The case that was heard by the Divisional Court was an attempt by Ms. Wong to judicially review the Arbitrator’s decision. Ms. Wong, however, was not a party to the collective agreement. The Union was, and consequently Ms. Wong had no standing to bring an application for judicial review on her own, if the Union chose not to do so. The only exceptions to this rule are where a collective agreement confers an individual employee the right to pursue a grievance to arbitration; where the Union takes a position adverse in interest to that of the Grievor; or where the representation by the Union has been so deficient that the Grievor should be given the right to pursue judicial review. The Divisional Court held that Ms. Wong did not fall within any of the exceptions, and therefore had no standing to review the decision of the Arbitrator. The monies had to be returned.

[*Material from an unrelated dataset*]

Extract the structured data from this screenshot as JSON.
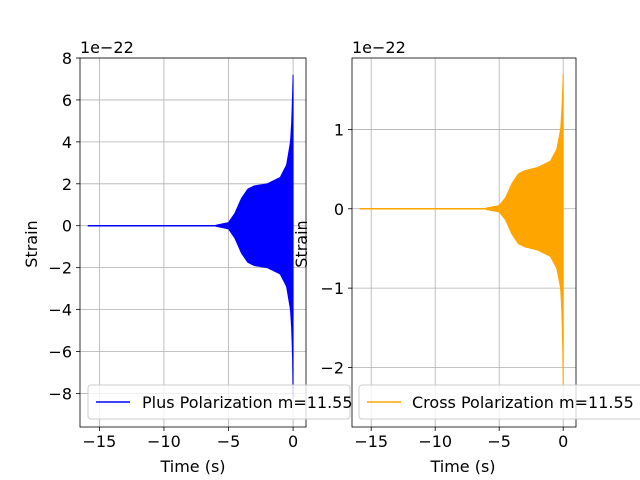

The wider aspects of our system highlighted by this case are, firstly, just how vulnerable Union members can be. As a Union member, an employee who has been terminated or otherwise suffered serious work-related consequences, has no individual right to pursue a grievance to arbitration. It is up to the Union to decide whether to proceed, with legal counsel of their choice. The Union can decide not to proceed to arbitration, or to settle or abandon a grievance against the wishes of the employee. Throughout all this, a dissatisfied employee’s only recourse is to bring a duty of fair representation complaint before a labour relations board. These are extremely difficult to win, as it must be shown that the Union acted in a manner that was arbitrary, discriminatory or in bad faith.
The second point relates to the prevalence of confidentiality clauses in settlement agreements. In our civil litigation system, over 95% of cases settle out of court. It is not uncommon for defendants to require that the terms of settlement remain confidential, although there are generally exceptions permitting disclosure to immediate family members or legal and financial advisers. Through the use of confidentiality, defendants are thus able to shield from the public what might be construed as admissions of liability, or information about amounts they were prepared to pay to resolve a legal claim. For employers faced with potential claims from multiple employees, this can be valuable.
Perhaps underlying Ms. Wong’s case most of all is the belief amongst judges that parties who sign agreements should be held to the bargain that they made.